No cabe duda, pues, que la novelística de Fernández Flórez no tiene la misma amplitud de vuelo ni la misma universalidad temático-argumental que la de estos escritores; pero tampoco es el legado histórico, económico y político-social de la Reina Victoria el mismo que el de Alfonso XII, ni la Tercera República es la Restauración, ni la realpolitik de Otto von Bismarck es el Pacto de El Pardo. De ahí que exista entre las obras de estos grandes escritores la misma distancia y proporción histórico-literaria que existe entre sus respectivas culturas. Pero aun así, cada uno en su sitio, el matiz diferencial no impide observar también muchas coincidencias importantes.
Así, por ejemplo, Fernández Flórez demuestra la misma convulsa evolución ideológica –síntoma, quizás, del nuevo mal du siècle–, la misma propensión polémica y el mismo estilo brillante, vigoroso y agudo de Chesterton; y comparte con Anatole France la misma maestría en el uso del lenguaje y la misma veta satírica con que el francés denuncia los abusos sociales, políticos y económicos de su tiempo. Similarmente, las novelas de Fernández Flórez, como las de Mann, están imbuidas por la misma atención a los detalles de la vida moderna y la misma intención crítica, asumida desde un punto de vista distanciado e irónico, en la que subyace un fuerte sentido trágico de la vida.
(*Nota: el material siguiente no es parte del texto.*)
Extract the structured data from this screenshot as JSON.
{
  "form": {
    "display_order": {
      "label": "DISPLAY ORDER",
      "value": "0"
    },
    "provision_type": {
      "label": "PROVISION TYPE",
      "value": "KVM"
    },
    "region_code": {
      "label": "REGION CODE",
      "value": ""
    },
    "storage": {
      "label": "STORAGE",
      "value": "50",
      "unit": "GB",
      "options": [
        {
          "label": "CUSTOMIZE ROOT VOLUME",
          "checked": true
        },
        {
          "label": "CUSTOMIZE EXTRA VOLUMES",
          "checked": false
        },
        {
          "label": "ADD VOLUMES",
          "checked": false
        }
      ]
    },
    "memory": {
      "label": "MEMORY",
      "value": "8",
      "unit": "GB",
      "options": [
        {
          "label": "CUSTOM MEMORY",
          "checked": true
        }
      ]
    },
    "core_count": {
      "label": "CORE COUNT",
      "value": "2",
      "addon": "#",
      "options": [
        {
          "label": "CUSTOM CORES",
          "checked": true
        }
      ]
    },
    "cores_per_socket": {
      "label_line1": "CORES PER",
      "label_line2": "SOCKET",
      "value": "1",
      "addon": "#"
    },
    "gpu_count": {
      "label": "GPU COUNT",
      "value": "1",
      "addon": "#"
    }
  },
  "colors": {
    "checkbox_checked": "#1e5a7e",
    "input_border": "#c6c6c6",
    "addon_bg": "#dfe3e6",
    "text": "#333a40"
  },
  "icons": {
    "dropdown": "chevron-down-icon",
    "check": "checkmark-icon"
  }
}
Y como el autodidacta Hesse, en cuya obra podemos observar ese poso de irracionalismo místico que es el resultado de la desesperanza y la desilusión que le produjeron la guerra y una serie de desgracias personales, también encontramos en la narrativa del español la misma insatisfacción y búsqueda de lo utópico que inspira en casi todos sus personajes un sentimiento de alienación y una radical displicencia con un mundo mal hecho.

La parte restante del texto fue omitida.